El 1° de julio de 2018 es la fecha oficial en la que México inició su siglo XXI. El tsunami que ahora llamamos Andrés Manuel arrasó con la configuración tradicional del sistema político mexicano, pero eso está lejos de ser su objetivo final. El anhelo de cambio que se respira entre las y los mexicanos es mucho mayor que el respaldo a nuestro presidente electo.

Nuestro país no es ajeno a las grandes transformaciones que han acelerado al mundo en las últimas dos décadas y la contundencia del resultado electoral confirma esta condición.
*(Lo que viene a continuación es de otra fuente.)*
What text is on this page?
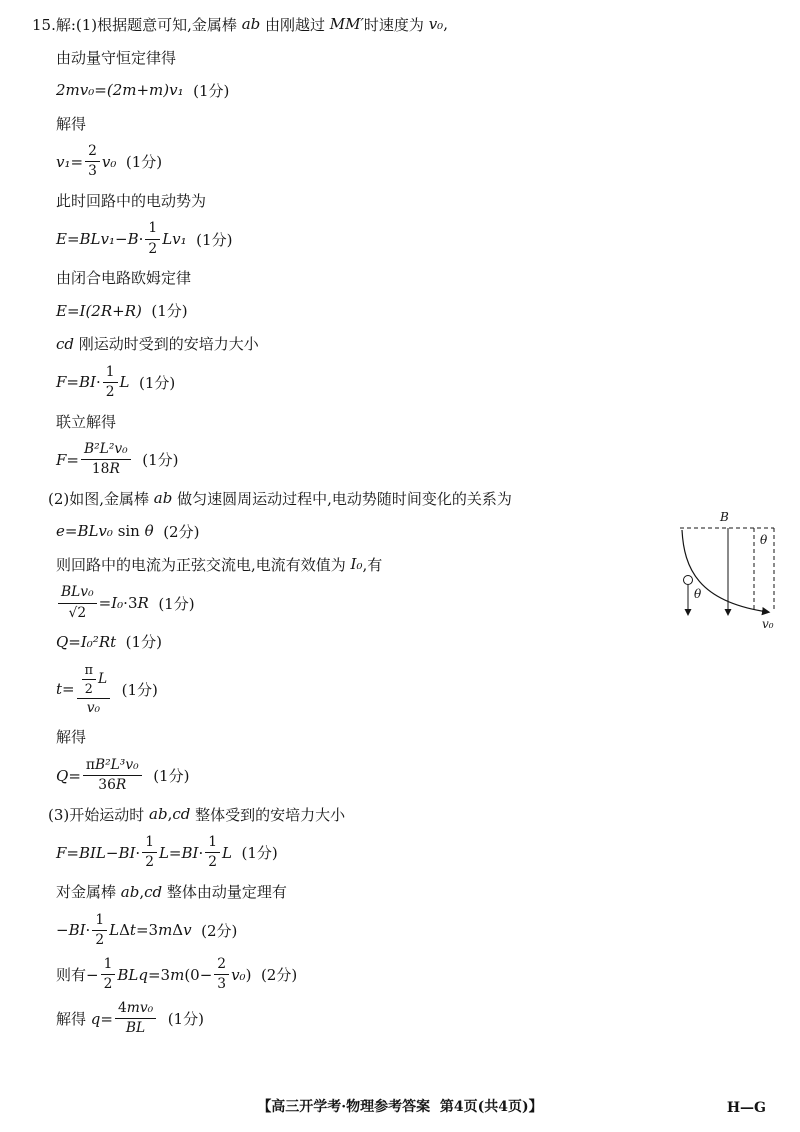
15.解:(1)根据题意可知,金属棒 ab 由刚越过 MM′ 时速度为 v₀ ,
由动量守恒定律得
2mv₀ = (2m+m)v₁ (1分)
解得
$v_1 = \frac{2}{3} v_0$ (1分)
此时回路中的电动势为
$E = BLv_1 - B \cdot \frac{1}{2} Lv_1$ (1分)
由闭合电路欧姆定律
E=I(2R+R) (1分)
cd 刚运动时受到的安培力大小
$F=BI \cdot \frac{1}{2}$ L (1分)
联立解得
$F = \frac{\text{B²L²v₀}}{18 R} (1$分)
(2)如图,金属棒 ab 做匀速圆周运动过程中,电动势随时间变化的关系为
e=BLv₀ sin θ (2分)
则回路中的电流为正弦交流电,电流有效值为 I₀ ,有
$\frac{\text{BLv₀}}{√2} = I_0 \cdot 3$ R (1分)
Q=I₀²Rt (1分)
$t = \frac{\frac{\pi}{2} L}{\text{v₀}} (1$分)
解得
$Q = \frac{\text{π B²L³v₀}}{36 R} (1$分)
(3)开始运动时 ab , cd 整体受到的安培力大小
$F=BIL-BI \cdot \frac{1}{2} L=BI \cdot \frac{1}{2}$ L (1分)
对金属棒 ab , cd 整体由动量定理有
− BI · $\frac{1}{2}$ L Δ t =3 m Δ v (2分)
则有− $\frac{1}{2}$ BLq =3 m ($0- \frac{2}{3} v_0$ )  (2分)
解得 $q = \frac{\text{4 mv₀}}{BL} (1$分)
B
θ
θ
v₀
【高三开学考·物理参考答案  第4页(共4页)】	H—G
El intento del último gobierno de la República por restaurar el antiguo régimen –centralizado, velado y jerárquico– fue un despropósito ante una sociedad en plena metamorfosis.
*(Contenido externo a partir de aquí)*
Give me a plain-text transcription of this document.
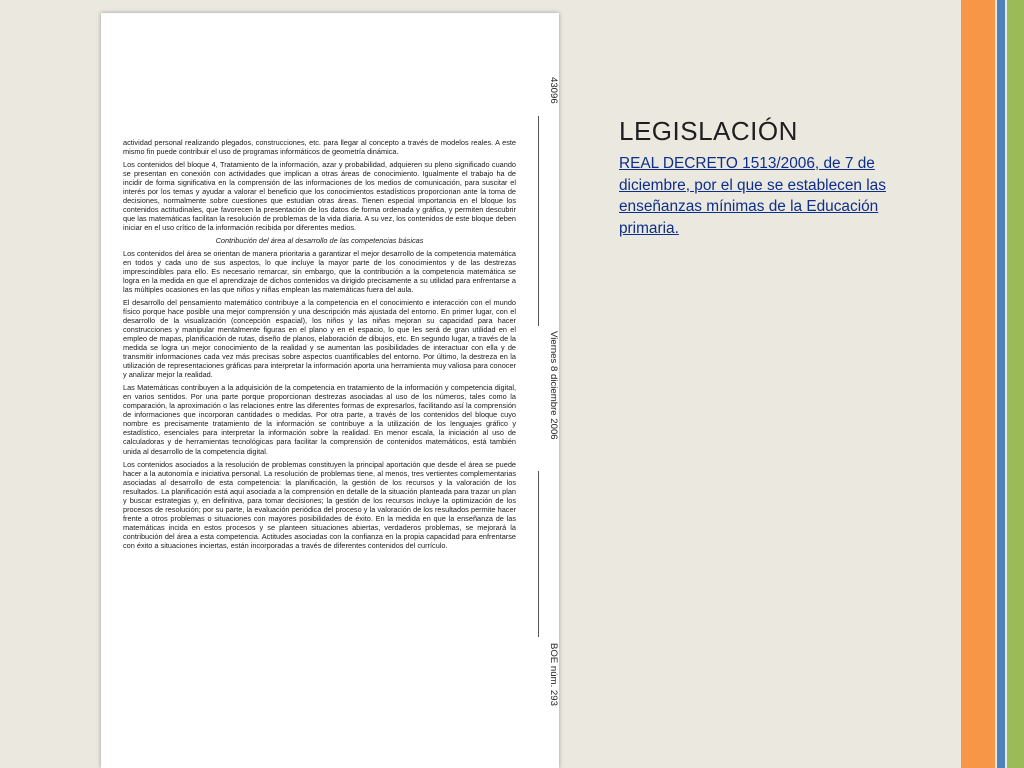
43096
Viernes 8 diciembre 2006
BOE núm. 293

actividad personal realizando plegados, construcciones, etc. para llegar al concepto a través de modelos reales. A este mismo fin puede contribuir el uso de programas informáticos de geometría dinámica.

Los contenidos del bloque 4, Tratamiento de la información, azar y probabilidad, adquieren su pleno significado cuando se presentan en conexión con actividades que implican a otras áreas de conocimiento. Igualmente el trabajo ha de incidir de forma significativa en la comprensión de las informaciones de los medios de comunicación, para suscitar el interés por los temas y ayudar a valorar el beneficio que los conocimientos estadísticos proporcionan ante la toma de decisiones, normalmente sobre cuestiones que estudian otras áreas. Tienen especial importancia en el bloque los contenidos actitudinales, que favorecen la presentación de los datos de forma ordenada y gráfica, y permiten descubrir que las matemáticas facilitan la resolución de problemas de la vida diaria. A su vez, los contenidos de este bloque deben iniciar en el uso crítico de la información recibida por diferentes medios.

Contribución del área al desarrollo de las competencias básicas

Los contenidos del área se orientan de manera prioritaria a garantizar el mejor desarrollo de la competencia matemática en todos y cada uno de sus aspectos, lo que incluye la mayor parte de los conocimientos y de las destrezas imprescindibles para ello. Es necesario remarcar, sin embargo, que la contribución a la competencia matemática se logra en la medida en que el aprendizaje de dichos contenidos va dirigido precisamente a su utilidad para enfrentarse a las múltiples ocasiones en las que niños y niñas emplean las matemáticas fuera del aula.

El desarrollo del pensamiento matemático contribuye a la competencia en el conocimiento e interacción con el mundo físico porque hace posible una mejor comprensión y una descripción más ajustada del entorno. En primer lugar, con el desarrollo de la visualización (concepción espacial), los niños y las niñas mejoran su capacidad para hacer construcciones y manipular mentalmente figuras en el plano y en el espacio, lo que les será de gran utilidad en el empleo de mapas, planificación de rutas, diseño de planos, elaboración de dibujos, etc. En segundo lugar, a través de la medida se logra un mejor conocimiento de la realidad y se aumentan las posibilidades de interactuar con ella y de transmitir informaciones cada vez más precisas sobre aspectos cuantificables del entorno. Por último, la destreza en la utilización de representaciones gráficas para interpretar la información aporta una herramienta muy valiosa para conocer y analizar mejor la realidad.

Las Matemáticas contribuyen a la adquisición de la competencia en tratamiento de la información y competencia digital, en varios sentidos. Por una parte porque proporcionan destrezas asociadas al uso de los números, tales como la comparación, la aproximación o las relaciones entre las diferentes formas de expresarlos, facilitando así la comprensión de informaciones que incorporan cantidades o medidas. Por otra parte, a través de los contenidos del bloque cuyo nombre es precisamente tratamiento de la información se contribuye a la utilización de los lenguajes gráfico y estadístico, esenciales para interpretar la información sobre la realidad. En menor escala, la iniciación al uso de calculadoras y de herramientas tecnológicas para facilitar la comprensión de contenidos matemáticos, está también unida al desarrollo de la competencia digital.

Los contenidos asociados a la resolución de problemas constituyen la principal aportación que desde el área se puede hacer a la autonomía e iniciativa personal. La resolución de problemas tiene, al menos, tres vertientes complementarias asociadas al desarrollo de esta competencia: la planificación, la gestión de los recursos y la valoración de los resultados. La planificación está aquí asociada a la comprensión en detalle de la situación planteada para trazar un plan y buscar estrategias y, en definitiva, para tomar decisiones; la gestión de los recursos incluye la optimización de los procesos de resolución; por su parte, la evaluación periódica del proceso y la valoración de los resultados permite hacer frente a otros problemas o situaciones con mayores posibilidades de éxito. En la medida en que la enseñanza de las matemáticas incida en estos procesos y se planteen situaciones abiertas, verdaderos problemas, se mejorará la contribución del área a esta competencia. Actitudes asociadas con la confianza en la propia capacidad para enfrentarse con éxito a situaciones inciertas, están incorporadas a través de diferentes contenidos del currículo.

LEGISLACIÓN
REAL DECRETO 1513/2006, de 7 de diciembre, por el que se establecen las enseñanzas mínimas de la Educación primaria.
El abrupto final de nuestro tradicional sistema de partidos surge de la incapacidad de los institutos políticos de todo el espectro ideológico para adaptarse ante tres cambios radicales en la organización social: la revolución de los datos, el diseño centrado en el usuario y las metodologías para la creación colaborativa. No vivimos una época de cambios, sino un cambio de época.

Ejemplificamos estas transformaciones: el mayor acervo de conocimiento del mundo se llama Wikipedia y contiene 48 millones de artículos, escritos en más de 270 idiomas, escritos voluntariamente por personas, principalmente, menores a 40 años (78%). Cada minuto en el

mundo se mandan 12.9 millones de mensajes de texto, se realizan 3.8 millones de búsquedas en Google y se escriben 473 mil tuits; pero al mismo tiempo es 279 veces más probable que algún día escales el Monte Everest a que le des clic a un anuncio en internet.
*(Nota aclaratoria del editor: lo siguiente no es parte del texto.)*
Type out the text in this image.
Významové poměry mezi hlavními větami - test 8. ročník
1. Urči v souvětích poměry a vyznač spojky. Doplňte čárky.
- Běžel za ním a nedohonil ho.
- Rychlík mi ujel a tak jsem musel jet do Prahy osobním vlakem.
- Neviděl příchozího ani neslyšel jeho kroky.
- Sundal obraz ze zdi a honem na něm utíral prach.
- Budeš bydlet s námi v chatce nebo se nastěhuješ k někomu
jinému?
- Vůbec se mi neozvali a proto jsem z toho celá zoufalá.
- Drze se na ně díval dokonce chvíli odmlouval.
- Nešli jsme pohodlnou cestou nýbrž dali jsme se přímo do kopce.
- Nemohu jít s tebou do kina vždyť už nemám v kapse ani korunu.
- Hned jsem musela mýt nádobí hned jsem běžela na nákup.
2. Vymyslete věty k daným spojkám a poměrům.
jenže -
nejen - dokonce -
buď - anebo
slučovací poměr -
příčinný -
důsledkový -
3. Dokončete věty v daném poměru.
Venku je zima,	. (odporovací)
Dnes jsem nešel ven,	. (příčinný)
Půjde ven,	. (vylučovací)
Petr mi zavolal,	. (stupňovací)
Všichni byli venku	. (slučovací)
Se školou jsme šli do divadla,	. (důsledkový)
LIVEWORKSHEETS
Mientras que en el mundo la información es cada vez más libre, nuestra clase política insiste en ocultar sus motivaciones, procesos y criterios para decidir sobre asuntos públicos. En un tiempo en que las ideologías se tambalean por ser excluyentes, los discursos de muchas campañas comparten la visión homogénea del ser mexicano que planteó Samuel Ramos a principios del siglo pasado. Cuando los ejemplos de colaboración descentralizada y desinteresada dejaron de sorprendernos, nuestro Jefe de Estado nos recrimina en cadena nacional con un ¿qué hubieran hecho ustedes? (cuando la respuesta ya era irrelevante porque la decisión estaba tomada).

“Solo los que se adaptan sobreviven y por eso los partidos políticos mexicanos están en peligro de extinción. No se trata de colgar los boletines en formato de redes sociales, sino de analizar la reacción de la gente ante tal o cual decisión; no vale hacer foros de consulta sin estar dispuesto a aceptar los acuerdos que se construyan colectivamente; de nada sirve comunicar una buena idea si no se presenta en el lenguaje y formato que la audiencia lo requiere.”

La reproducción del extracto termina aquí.